A couple of weeks back, I attended a panel called “Democratizing The Conversation: The Future Of Brand Journalism In Social Media” at the Art & Culture Content Hub at Hearst Magazines during Social Media Week. After hearing a brief introduction on the topic and the differences between brand journalism and content marketing (brand journalism is more useful tips and information vs. content marketing, which is more promotional like Burberry’s Instagram stream), I did more reading on the topic.
As this Fast Company blog post explains, at its most basic level, brand journalism involves honest brand storytelling that invites the audience to participate.
In fact, corporations like Microsoft, have created their own not-so-mini news organizations to share their content with employees and customers. Instead of featuring content created by marketers and executives, brand journalism features content created by topic experts (i.e., engineers, product managers and even independent journalists). Some companies have even created “editorial” departments that don’t even fall under Marketing and their facilities often rival those of traditional news organizations. For instance, a Social Media Week panelist said a major shipping company had a better TV studio than some local news networks.
Over at Cisco, they are creating compelling content on specific topical areas the company’s employees care about. In many cases, this content could have appeared on any other technology or business news site, however, Cisco is creating in the hope that its employees share it and become more educated on the topics that are important to the company and its customers.

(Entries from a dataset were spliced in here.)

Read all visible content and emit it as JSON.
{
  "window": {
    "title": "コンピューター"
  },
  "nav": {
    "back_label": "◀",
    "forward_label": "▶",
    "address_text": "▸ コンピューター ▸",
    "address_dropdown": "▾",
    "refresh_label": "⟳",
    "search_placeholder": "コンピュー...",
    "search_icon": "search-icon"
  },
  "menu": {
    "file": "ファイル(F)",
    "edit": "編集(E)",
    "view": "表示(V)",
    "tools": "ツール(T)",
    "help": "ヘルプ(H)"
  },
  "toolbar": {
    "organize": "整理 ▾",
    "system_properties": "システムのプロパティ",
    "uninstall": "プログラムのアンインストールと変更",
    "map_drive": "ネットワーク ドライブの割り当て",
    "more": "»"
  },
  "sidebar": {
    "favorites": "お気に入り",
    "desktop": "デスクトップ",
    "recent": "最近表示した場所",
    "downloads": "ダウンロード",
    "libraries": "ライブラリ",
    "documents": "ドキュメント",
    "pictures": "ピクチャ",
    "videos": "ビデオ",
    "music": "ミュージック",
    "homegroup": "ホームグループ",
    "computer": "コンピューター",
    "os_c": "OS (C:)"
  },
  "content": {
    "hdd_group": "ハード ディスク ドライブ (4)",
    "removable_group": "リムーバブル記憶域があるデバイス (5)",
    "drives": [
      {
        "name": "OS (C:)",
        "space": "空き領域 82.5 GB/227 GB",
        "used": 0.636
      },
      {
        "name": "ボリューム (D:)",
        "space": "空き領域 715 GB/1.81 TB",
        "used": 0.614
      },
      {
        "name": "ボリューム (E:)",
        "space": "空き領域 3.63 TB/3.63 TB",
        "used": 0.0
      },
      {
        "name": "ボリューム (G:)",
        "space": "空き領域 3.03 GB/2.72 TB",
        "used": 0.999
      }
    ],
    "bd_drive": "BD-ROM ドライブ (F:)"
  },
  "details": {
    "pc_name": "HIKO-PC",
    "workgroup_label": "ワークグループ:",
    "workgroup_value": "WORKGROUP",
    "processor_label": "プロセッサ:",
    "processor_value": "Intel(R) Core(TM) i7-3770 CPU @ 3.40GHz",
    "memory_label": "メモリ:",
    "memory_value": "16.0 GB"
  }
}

Apparently it’s working, after Microsoft’s first year of brand journalism, its top five bloggers averaged more than 19,000 views per post.

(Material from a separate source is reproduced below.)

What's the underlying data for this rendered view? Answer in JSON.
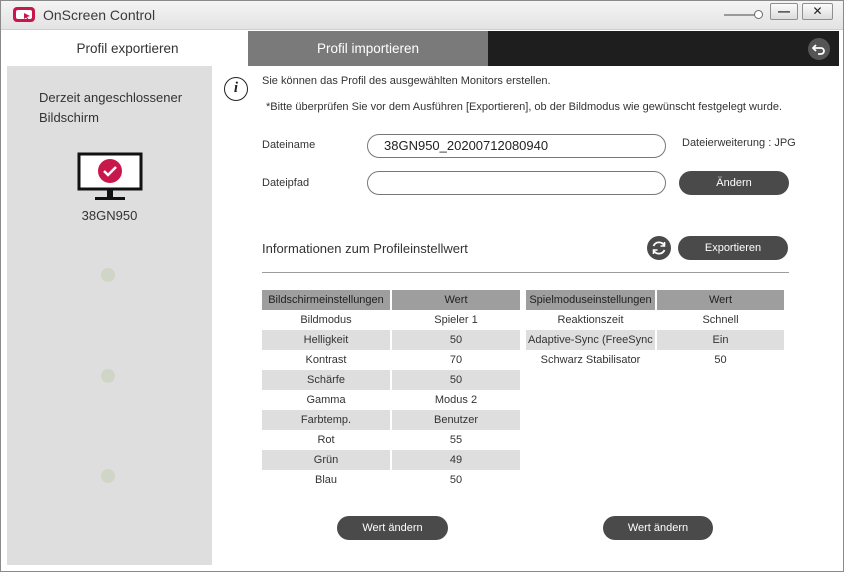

While some companies may fear consumers will not trust their content, studies have shown that is not the case, as long as companies are transparent about where the content comes and their reasons for providing it. A recent Nielsen study found that branded website content is more trusted than paid search advertising. The survey found that 52 percent of consumers trust companies’ official websites when they find them through organic search rankings or other methods, whereas just 36 percent of respondents said they respond this way to pay-per-click ads.
Bottom line: If your company is looking to get into brand journalism because you feel you know the industry better than anyone, you probably should, just be transparent about it.